If you see a blazing red light in the sky tonight (July 31) don’t panic.
It’s just Mars, rushing toward Earth.
Not that there is any danger of collision—the two planets will be 35.8 million miles apart, give or take a few miles. But Mars will be closer to the Earth than it has been since 2003—its second-closest approach in the past 60,000 years.
According to EarthSky, since July7, Mars has been the brightest object in the night sky, after the moon and Venus, and will be, through Sept. 7.
Tonight the red planet will be at its brightest.
Every 26 months or so, NASA reports, the orbits of Earth and Mars deposit the two planets on the same side of the sun, in approximately the same section of space. This is called “opposition”—the sun and Mars are on opposite sides of the Earth.
Every 15 to 17 years, Mars and Earth pass each other in opposition while Mars is at perihelion—the point in its orbit where the planet is closest to the sun. When these two conditions coincide, the two planets are as close together as they can get.
“It’s basically the same geometry of a full moon,” Bruce Betts, chief scientist for the Planetary Society told the Los Angeles Times. “It’s like we’re seeing full Mars.”
The distance between the two is not constant. Planets’ orbits are constantly, minutely changing, as they tug on each other with gravitational force. If one of the gas giants like Jupiter or Saturn is in the neighborhood, it will pull all the inner planets toward it a little.
“Right now, we’re approaching Mars when Mars is near the closest point to the sun on its orbit,” Betts said. “But next time we come close to Mars, it will be further from the sun, and further from us.”
The perihelion opposition of 2003 was unusually close—NASA said the two planets won’t get that close together again until Aug. 28, 2287.
No need to despair—Mars will be a little closer than it is tonight on Sept. 15, 2035—not as close as in 2003, but plenty close, according to Universe Today.

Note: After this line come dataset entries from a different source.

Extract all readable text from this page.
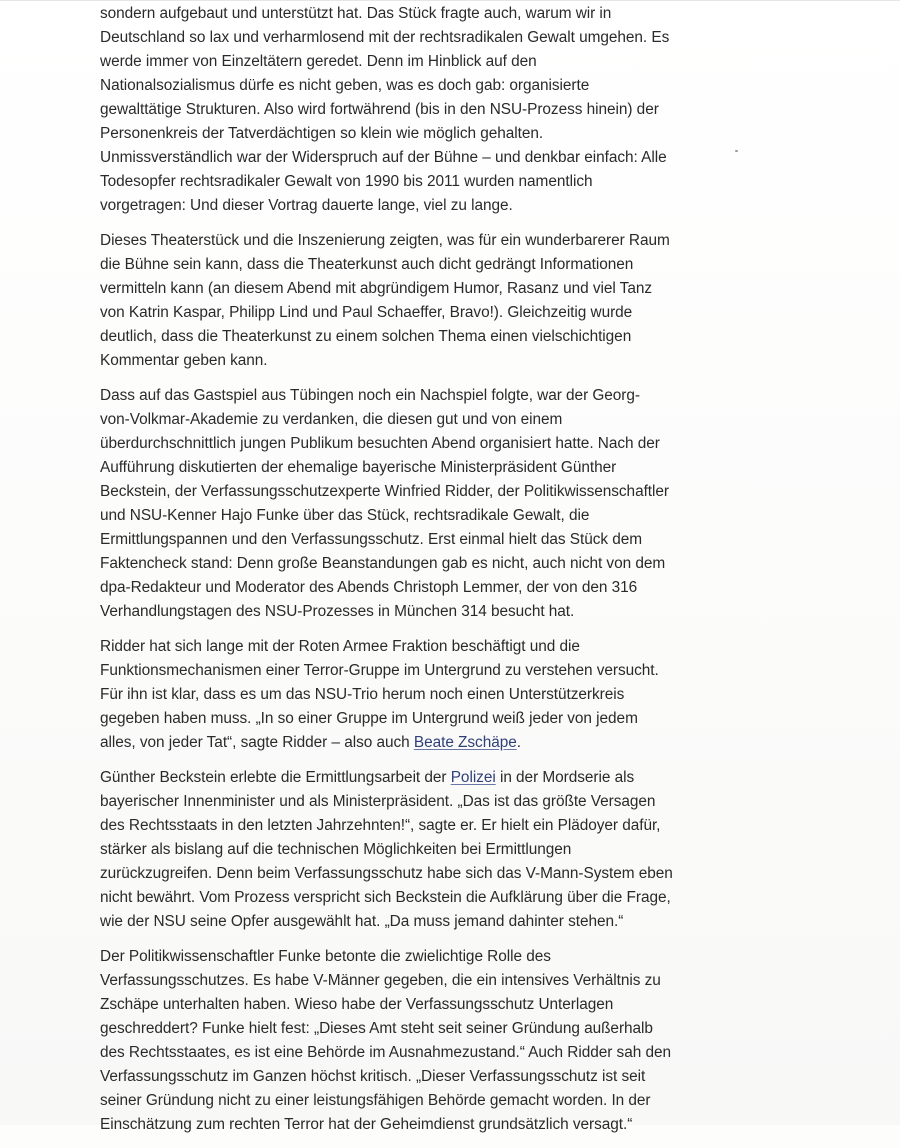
sondern aufgebaut und unterstützt hat. Das Stück fragte auch, warum wir in
Deutschland so lax und verharmlosend mit der rechtsradikalen Gewalt umgehen. Es
werde immer von Einzeltätern geredet. Denn im Hinblick auf den
Nationalsozialismus dürfe es nicht geben, was es doch gab: organisierte
gewalttätige Strukturen. Also wird fortwährend (bis in den NSU-Prozess hinein) der
Personenkreis der Tatverdächtigen so klein wie möglich gehalten.
Unmissverständlich war der Widerspruch auf der Bühne – und denkbar einfach: Alle
Todesopfer rechtsradikaler Gewalt von 1990 bis 2011 wurden namentlich
vorgetragen: Und dieser Vortrag dauerte lange, viel zu lange.

Dieses Theaterstück und die Inszenierung zeigten, was für ein wunderbarerer Raum
die Bühne sein kann, dass die Theaterkunst auch dicht gedrängt Informationen
vermitteln kann (an diesem Abend mit abgründigem Humor, Rasanz und viel Tanz
von Katrin Kaspar, Philipp Lind und Paul Schaeffer, Bravo!). Gleichzeitig wurde
deutlich, dass die Theaterkunst zu einem solchen Thema einen vielschichtigen
Kommentar geben kann.

Dass auf das Gastspiel aus Tübingen noch ein Nachspiel folgte, war der Georg-
von-Volkmar-Akademie zu verdanken, die diesen gut und von einem
überdurchschnittlich jungen Publikum besuchten Abend organisiert hatte. Nach der
Aufführung diskutierten der ehemalige bayerische Ministerpräsident Günther
Beckstein, der Verfassungsschutzexperte Winfried Ridder, der Politikwissenschaftler
und NSU-Kenner Hajo Funke über das Stück, rechtsradikale Gewalt, die
Ermittlungspannen und den Verfassungsschutz. Erst einmal hielt das Stück dem
Faktencheck stand: Denn große Beanstandungen gab es nicht, auch nicht von dem
dpa-Redakteur und Moderator des Abends Christoph Lemmer, der von den 316
Verhandlungstagen des NSU-Prozesses in München 314 besucht hat.

Ridder hat sich lange mit der Roten Armee Fraktion beschäftigt und die
Funktionsmechanismen einer Terror-Gruppe im Untergrund zu verstehen versucht.
Für ihn ist klar, dass es um das NSU-Trio herum noch einen Unterstützerkreis
gegeben haben muss. „In so einer Gruppe im Untergrund weiß jeder von jedem
alles, von jeder Tat“, sagte Ridder – also auch Beate Zschäpe.

Günther Beckstein erlebte die Ermittlungsarbeit der Polizei in der Mordserie als
bayerischer Innenminister und als Ministerpräsident. „Das ist das größte Versagen
des Rechtsstaats in den letzten Jahrzehnten!“, sagte er. Er hielt ein Plädoyer dafür,
stärker als bislang auf die technischen Möglichkeiten bei Ermittlungen
zurückzugreifen. Denn beim Verfassungsschutz habe sich das V-Mann-System eben
nicht bewährt. Vom Prozess verspricht sich Beckstein die Aufklärung über die Frage,
wie der NSU seine Opfer ausgewählt hat. „Da muss jemand dahinter stehen.“

Der Politikwissenschaftler Funke betonte die zwielichtige Rolle des
Verfassungsschutzes. Es habe V-Männer gegeben, die ein intensives Verhältnis zu
Zschäpe unterhalten haben. Wieso habe der Verfassungsschutz Unterlagen
geschreddert? Funke hielt fest: „Dieses Amt steht seit seiner Gründung außerhalb
des Rechtsstaates, es ist eine Behörde im Ausnahmezustand.“ Auch Ridder sah den
Verfassungsschutz im Ganzen höchst kritisch. „Dieser Verfassungsschutz ist seit
seiner Gründung nicht zu einer leistungsfähigen Behörde gemacht worden. In der
Einschätzung zum rechten Terror hat der Geheimdienst grundsätzlich versagt.“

If you don’t want to wait that long, take a few minutes this evening to step outside and glance skyward. If you have binoculars, or better still, know someone with a telescope, take advantage of the opportunity.
Unfortunately, weather conditions might make it hard to see Mars clearly.
Not weather on Earth—weather on Mars. Planetwide dust storms might obscure features, which even a small telescope would usually be able to pick out, with Mars being so close.
“It happens every couple of years, but this is the worst we’ve seen in a long time,” Betts said.
The weather on Earth might not be suitable for stargazing tonight, either—but Mars will be exceptionally bright through the first week of September.